15. The relationship between Nick and Ma is electrifying with horror. The violence he inflicts is one component, but it is another thing entirely the psychological warfare that is happening between them. As in many cases of abuse, Nick creates a dependency in Ma that is malleable and requires her to play the game that he is playing in order to win, first to survive and protect Jack and then to escape.

16. It is a phenomenon of sorts to be rooting for a five-year-old protagonist without the “cute” lens. Instead of rooting for him because everything he does is just the darnedest, we root for him as if we were five, or he, an adult.
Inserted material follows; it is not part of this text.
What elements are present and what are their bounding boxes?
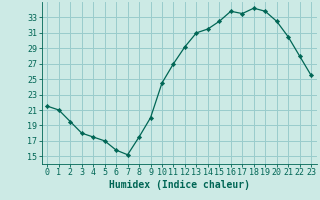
X-axis label: Humidex (Indice chaleur): Humidex (Indice chaleur)	[109, 180, 250, 190]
It’s not about his age, it is about what he does with his resources and it begs the question: Could I, or you, at the age we are today, find the conviction and solidarity within ourselves to do what Jack did?

17. This reviewer dares you, reader, to TRY not to finish this book. Resistance is futile. It demands to be followed through.
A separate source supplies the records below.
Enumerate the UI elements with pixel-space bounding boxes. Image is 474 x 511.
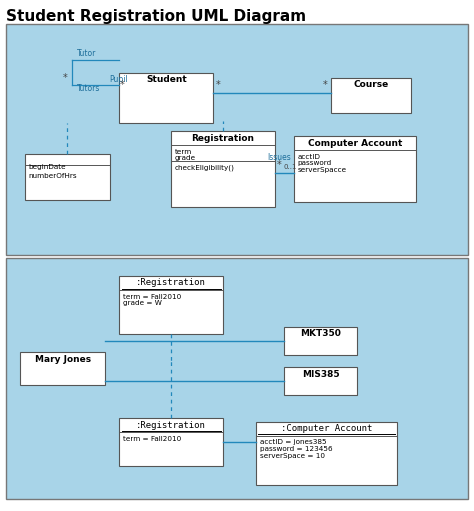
Text: *: * [63, 73, 67, 83]
Text: beginDate: beginDate [29, 164, 66, 170]
Text: Student Registration UML Diagram: Student Registration UML Diagram [6, 9, 306, 24]
Text: grade = W: grade = W [123, 300, 162, 306]
Text: MIS385: MIS385 [302, 370, 339, 379]
Bar [6, 24, 468, 256]
Text: password = 123456: password = 123456 [260, 446, 332, 452]
Text: *: * [323, 80, 328, 90]
Text: serverSpacce: serverSpacce [297, 167, 346, 173]
Bar [20, 352, 105, 385]
Bar [284, 367, 357, 396]
Text: term = Fall2010: term = Fall2010 [123, 436, 181, 442]
Bar [119, 73, 213, 123]
Bar [284, 327, 357, 355]
Text: Registration: Registration [191, 133, 255, 143]
Text: Issues: Issues [267, 153, 291, 162]
Text: :Registration: :Registration [136, 278, 206, 288]
Text: *: * [277, 160, 282, 170]
Text: password: password [297, 160, 332, 167]
Text: acctID = jones385: acctID = jones385 [260, 439, 326, 446]
Text: *: * [216, 80, 220, 90]
Bar [119, 418, 223, 467]
Text: Course: Course [354, 80, 389, 89]
Bar [256, 422, 397, 485]
Bar [25, 154, 110, 200]
Bar [293, 136, 416, 202]
Text: *: * [120, 80, 125, 90]
Bar [331, 78, 411, 113]
Bar [119, 276, 223, 334]
Text: Mary Jones: Mary Jones [35, 355, 91, 364]
Text: checkEligibility(): checkEligibility() [175, 164, 235, 171]
Text: 0..1: 0..1 [283, 165, 297, 170]
Text: serverSpace = 10: serverSpace = 10 [260, 453, 325, 459]
Text: term = Fall2010: term = Fall2010 [123, 294, 181, 299]
Text: :Registration: :Registration [136, 421, 206, 430]
Text: Tutors: Tutors [77, 84, 100, 93]
Text: Pupil: Pupil [109, 75, 128, 84]
Text: :Computer Account: :Computer Account [281, 424, 372, 433]
Text: term: term [175, 149, 192, 155]
Bar [6, 258, 468, 499]
Text: grade: grade [175, 155, 196, 161]
Text: MKT350: MKT350 [300, 329, 341, 338]
Text: Tutor: Tutor [77, 49, 96, 58]
Text: numberOfHrs: numberOfHrs [29, 173, 77, 179]
Bar [171, 131, 275, 207]
Text: acctID: acctID [297, 154, 320, 160]
Text: Computer Account: Computer Account [308, 138, 402, 148]
Text: Student: Student [146, 75, 187, 84]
18. Because Old Nick he brings trucks and sweets and allows Ma to choose, to an extent, what he picks up for Room at the store – it almost makes the reader think twice about his/her opinion of Nick, which is a real slap in the face when you remember who you’re dealing with. You feel like a villain, too, for even considering anything less than wanting him dead.
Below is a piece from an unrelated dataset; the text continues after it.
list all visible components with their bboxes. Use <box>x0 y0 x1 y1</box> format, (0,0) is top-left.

19. Likewise, the way Ma protects Jack from Nick to the point that she prevents them from even seeing one another speaks to Donoghue’s ability to inflict complete terror and alienation into the heart of the reader. Jack’s experiences in the wardrobe have their own sickening soundtrack and inspire their own skin-crawling goosebumps.

20. Dialogue between two adults is difficult enough to construct — keeping the characters true to their designated personalities, having the conversations flow as they would, making it not sound like a 7th grade skit. But to manage all of that when one of the speakers is a small child, one who has never been socialized with other children no less, is a feat of true literary mastery.

21. “Also everywhere I’m looking at kids, adults mostly don’t seem to like them, not even the parents do. They call the kids gorgeous and so cute, they make the kids do the thing all over again so they can take a photo, but they don’t want to actually play with them, they’d rather drink coffee talking to other adults. Sometimes there’s a small kid crying and the Ma of it doesn’t even hear.”

22.  I would argue, probably even to the point of anger, with anyone who reviews this book as overly sweet or notes the use of the child-narrator as a “gimmick.” In some novels a child-narrator is a ploy, a pity case, and in this book it is the most direct and genuine way to feel the story. There are happy endings but these people are irreparably damaged too – what’s so honey-sweet about that?!

23. Considering that Ma is familiar with what the real world is like, having lived most of her life in it before being captured while Jack is not, because he was born and lived all of his five years in Room, it is only appropriate that their recoveries differ. It is almost as if Ma reverts, for awhile to a self-indulgent, adolescent state which is exactly what she was torn from seven years before. Meanwhile, Jack is learning at the speed of light and there is a disconnect between them for awhile which is piercing, at least.

24. Imagine trying to survive in your bedroom with only whatever objects are there and whatever some psychopath brings you to eat and live on. Now imagine birthing and raising a child for five years in that same space. Okay, good. Now read, and feel.

25. Don’t choose to open this one the night before a final, a big presentation at work, your wedding, or any other big day. You’ll be up reading all night and regret it when you feel like spending the whole following day fetal in bed.